Wednesday, August 22, 2007

Onions, Starvation, and Big Brother: A Tough Day At the Office

What do professional cooks consider a bad day? You might think it was breaking a sauce, getting a burn, forgetting to entirely make something for service, or being to slow to get your orders out. While all of these are frustrating scenarios, a bad day for me in the office is being watched.

I've gotten burned; I've broken sauces; I've been forgetful and I have been slow. All of these can be fixed. You can put vitamin E on burns, you can rebuild a sauce, you can forget things, and you can get faster. But the one think a cook can't shove off his or her shoulders is being watched.
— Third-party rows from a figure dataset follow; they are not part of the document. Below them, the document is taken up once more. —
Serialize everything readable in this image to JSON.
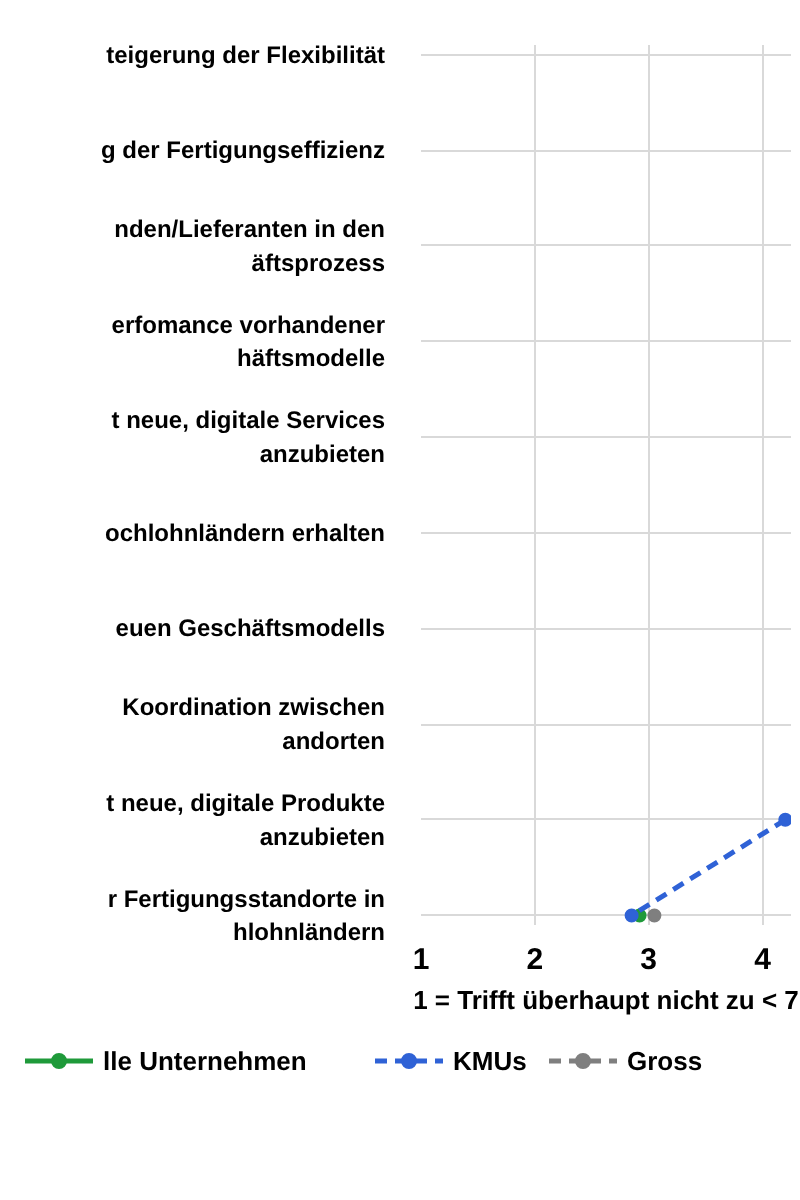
{
  "chart_data": {
    "type": "line",
    "orientation": "horizontal",
    "xlabel": "1 = Trifft überhaupt nicht zu < 7",
    "categories": [
      "teigerung der Flexibilität",
      "g der Fertigungseffizienz",
      "nden/Lieferanten in den\näftsprozess",
      "erfomance vorhandener\nhäftsmodelle",
      "t neue, digitale Services\nanzubieten",
      "ochlohnländern erhalten",
      "euen Geschäftsmodells",
      "Koordination zwischen\nandorten",
      "t neue, digitale Produkte\nanzubieten",
      "r Fertigungsstandorte in\nhlohnländern"
    ],
    "xlim": [
      1,
      4.25
    ],
    "xticks": [
      1,
      2,
      3,
      4
    ],
    "series": [
      {
        "name": "lle Unternehmen",
        "color": "#1f9a3a",
        "line_style": "solid",
        "values": [
          null,
          null,
          null,
          null,
          null,
          null,
          null,
          null,
          null,
          2.92
        ]
      },
      {
        "name": "KMUs",
        "color": "#2f62d6",
        "line_style": "dashed",
        "values": [
          null,
          null,
          null,
          null,
          null,
          null,
          null,
          null,
          4.2,
          2.85
        ]
      },
      {
        "name": "Gross",
        "color": "#7f7f7f",
        "line_style": "dashed",
        "values": [
          null,
          null,
          null,
          null,
          null,
          null,
          null,
          null,
          null,
          3.05
        ]
      }
    ],
    "marker": "circle",
    "grid": true,
    "legend": "bottom"
  }
}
Like Big Brother from the novel 1984, my Chef De Cuisine was watching my every move, making sure I was moving about the kitchen for my last hour of preparation perfectly and precisely.
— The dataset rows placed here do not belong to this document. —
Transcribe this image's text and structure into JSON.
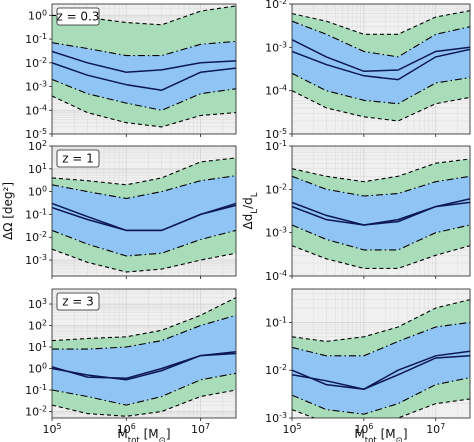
{
  "colors": {
    "outer_band": "#a9dcb9",
    "inner_band": "#90c4f4",
    "panel_bg": "#f0f0f0",
    "grid": "#d6d6d6",
    "median_line": "#0c1757",
    "dashed": "#000000"
  },
  "x_axis_label": "M_tot [M_⊙]",
  "x_tick_labels": [
    "10^5",
    "10^6",
    "10^7"
  ],
  "left_ylabel": "ΔΩ [deg²]",
  "right_ylabel": "Δd_L/d_L",
  "chart_data": [
    {
      "type": "area",
      "z_label": "z = 0.3",
      "xlim": [
        100000,
        30000000
      ],
      "ylim": [
        1e-05,
        3
      ],
      "yticks": [
        "10^0",
        "10^-1",
        "10^-2",
        "10^-3",
        "10^-4",
        "10^-5"
      ],
      "x": [
        100000,
        300000,
        1000000,
        3000000,
        10000000,
        30000000
      ],
      "series": [
        {
          "role": "outer_upper",
          "values": [
            1.0,
            0.8,
            0.5,
            0.4,
            1.5,
            2.5
          ]
        },
        {
          "role": "inner_upper",
          "values": [
            0.07,
            0.04,
            0.02,
            0.02,
            0.06,
            0.08
          ]
        },
        {
          "role": "median_1",
          "values": [
            0.03,
            0.01,
            0.004,
            0.005,
            0.01,
            0.012
          ]
        },
        {
          "role": "median_2",
          "values": [
            0.01,
            0.003,
            0.0012,
            0.0007,
            0.004,
            0.006
          ]
        },
        {
          "role": "inner_lower",
          "values": [
            0.002,
            0.0005,
            0.0002,
            0.0001,
            0.0005,
            0.0008
          ]
        },
        {
          "role": "outer_lower",
          "values": [
            0.0004,
            8e-05,
            3e-05,
            2e-05,
            6e-05,
            8e-05
          ]
        }
      ]
    },
    {
      "type": "area",
      "xlim": [
        100000,
        30000000
      ],
      "ylim": [
        1e-05,
        0.01
      ],
      "yticks": [
        "10^-2",
        "10^-3",
        "10^-4",
        "10^-5"
      ],
      "x": [
        100000,
        300000,
        1000000,
        3000000,
        10000000,
        30000000
      ],
      "series": [
        {
          "role": "outer_upper",
          "values": [
            0.006,
            0.004,
            0.002,
            0.002,
            0.005,
            0.007
          ]
        },
        {
          "role": "inner_upper",
          "values": [
            0.004,
            0.002,
            0.0008,
            0.0006,
            0.002,
            0.003
          ]
        },
        {
          "role": "median_1",
          "values": [
            0.0015,
            0.0006,
            0.00028,
            0.0003,
            0.0008,
            0.001
          ]
        },
        {
          "role": "median_2",
          "values": [
            0.0008,
            0.0004,
            0.00022,
            0.00018,
            0.0006,
            0.0009
          ]
        },
        {
          "role": "inner_lower",
          "values": [
            0.00025,
            0.0001,
            6e-05,
            5e-05,
            0.00015,
            0.0002
          ]
        },
        {
          "role": "outer_lower",
          "values": [
            0.0001,
            4e-05,
            2.5e-05,
            2e-05,
            5e-05,
            7e-05
          ]
        }
      ]
    },
    {
      "type": "area",
      "z_label": "z = 1",
      "xlim": [
        100000,
        30000000
      ],
      "ylim": [
        0.0002,
        100
      ],
      "yticks": [
        "10^2",
        "10^1",
        "10^0",
        "10^-1",
        "10^-2",
        "10^-3"
      ],
      "x": [
        100000,
        300000,
        1000000,
        3000000,
        10000000,
        30000000
      ],
      "series": [
        {
          "role": "outer_upper",
          "values": [
            4,
            3,
            2,
            4,
            20,
            30
          ]
        },
        {
          "role": "inner_upper",
          "values": [
            2,
            1,
            0.5,
            1,
            3,
            5
          ]
        },
        {
          "role": "median_1",
          "values": [
            0.3,
            0.08,
            0.02,
            0.02,
            0.1,
            0.3
          ]
        },
        {
          "role": "median_2",
          "values": [
            0.2,
            0.06,
            0.02,
            0.02,
            0.1,
            0.25
          ]
        },
        {
          "role": "inner_lower",
          "values": [
            0.02,
            0.005,
            0.0015,
            0.002,
            0.008,
            0.02
          ]
        },
        {
          "role": "outer_lower",
          "values": [
            0.003,
            0.0008,
            0.0003,
            0.0004,
            0.001,
            0.002
          ]
        }
      ]
    },
    {
      "type": "area",
      "xlim": [
        100000,
        30000000
      ],
      "ylim": [
        0.0001,
        0.1
      ],
      "yticks": [
        "10^-1",
        "10^-2",
        "10^-3",
        "10^-4"
      ],
      "x": [
        100000,
        300000,
        1000000,
        3000000,
        10000000,
        30000000
      ],
      "series": [
        {
          "role": "outer_upper",
          "values": [
            0.03,
            0.02,
            0.015,
            0.02,
            0.04,
            0.05
          ]
        },
        {
          "role": "inner_upper",
          "values": [
            0.02,
            0.01,
            0.007,
            0.008,
            0.015,
            0.02
          ]
        },
        {
          "role": "median_1",
          "values": [
            0.005,
            0.0025,
            0.0015,
            0.002,
            0.004,
            0.006
          ]
        },
        {
          "role": "median_2",
          "values": [
            0.004,
            0.002,
            0.0015,
            0.0018,
            0.004,
            0.005
          ]
        },
        {
          "role": "inner_lower",
          "values": [
            0.0015,
            0.0007,
            0.0004,
            0.0004,
            0.001,
            0.0015
          ]
        },
        {
          "role": "outer_lower",
          "values": [
            0.0005,
            0.00025,
            0.00015,
            0.00015,
            0.0003,
            0.0005
          ]
        }
      ]
    },
    {
      "type": "area",
      "z_label": "z = 3",
      "xlim": [
        100000,
        30000000
      ],
      "ylim": [
        0.005,
        5000
      ],
      "yticks": [
        "10^3",
        "10^2",
        "10^1",
        "10^0",
        "10^-1",
        "10^-2"
      ],
      "x": [
        100000,
        300000,
        1000000,
        3000000,
        10000000,
        30000000
      ],
      "series": [
        {
          "role": "outer_upper",
          "values": [
            20,
            25,
            30,
            60,
            300,
            2000
          ]
        },
        {
          "role": "inner_upper",
          "values": [
            8,
            8,
            10,
            20,
            100,
            300
          ]
        },
        {
          "role": "median_1",
          "values": [
            1.2,
            0.4,
            0.35,
            1.0,
            4,
            5
          ]
        },
        {
          "role": "median_2",
          "values": [
            1.0,
            0.5,
            0.3,
            0.8,
            4,
            6
          ]
        },
        {
          "role": "inner_lower",
          "values": [
            0.1,
            0.05,
            0.02,
            0.05,
            0.3,
            0.6
          ]
        },
        {
          "role": "outer_lower",
          "values": [
            0.02,
            0.008,
            0.006,
            0.01,
            0.05,
            0.1
          ]
        }
      ]
    },
    {
      "type": "area",
      "xlim": [
        100000,
        30000000
      ],
      "ylim": [
        0.001,
        0.5
      ],
      "yticks": [
        "10^-1",
        "10^-2",
        "10^-3"
      ],
      "x": [
        100000,
        300000,
        1000000,
        3000000,
        10000000,
        30000000
      ],
      "series": [
        {
          "role": "outer_upper",
          "values": [
            0.05,
            0.04,
            0.05,
            0.08,
            0.2,
            0.3
          ]
        },
        {
          "role": "inner_upper",
          "values": [
            0.03,
            0.02,
            0.02,
            0.04,
            0.08,
            0.1
          ]
        },
        {
          "role": "median_1",
          "values": [
            0.01,
            0.005,
            0.004,
            0.01,
            0.02,
            0.025
          ]
        },
        {
          "role": "median_2",
          "values": [
            0.008,
            0.006,
            0.004,
            0.008,
            0.018,
            0.02
          ]
        },
        {
          "role": "inner_lower",
          "values": [
            0.003,
            0.0015,
            0.0012,
            0.002,
            0.005,
            0.007
          ]
        },
        {
          "role": "outer_lower",
          "values": [
            0.0015,
            0.0008,
            0.0006,
            0.001,
            0.002,
            0.0025
          ]
        }
      ]
    }
  ]
}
The annoyance thickens especially when you last ate at 8 a.m. (a solid six hours before hand). This was my case. I last had half a bagel around 7:30 a.m. It was approaching two in the afternoon and my stomach was yelling at me ferociously.

I had completed the task that was assigned by the chef and looked over to my bluefish Caesar salad that the sous chef had prepared for me. Looking at it like I had never seen food before, I grabbed the fork and went in for the kill. Stabbing the lettuce and throwing it into my mouth, I savored the one bite. The one bite. "I want those onions done by three o'clock,” said the Chef De Cuisine. Twelve minutes to cut twelve white onions. Good God help me. I. Am. Starving.

I held my knife like a weapon in which I was about to use in battle; with a firm grip and eye piercing focus I went though those onions like I had twelve minutes to live. A little dramatic you may say. But we ALL have been hungry before and we all know what that's like.

The afternoon shift arrived and the gal working my station at night asked what needed to be prepped. So as I went for the list...."Are you done with the onions? You're already five minutes over" said the chef.

"Yes Chef" I replied. (The usage of this phrase is basically the only phrase you use to a chef higher than you. All the time)


I cleaned my station of the onion parts, the cutting board, and knife. I told Amber what she needed to prep and then I asked the chef where the onions should go. I then grabbed my now room temperature fish salad and snuck into the back. Against the dishwasher I ate my droopy salad in peace. The only thing I had to deal with now was the 50-minute bike ride home.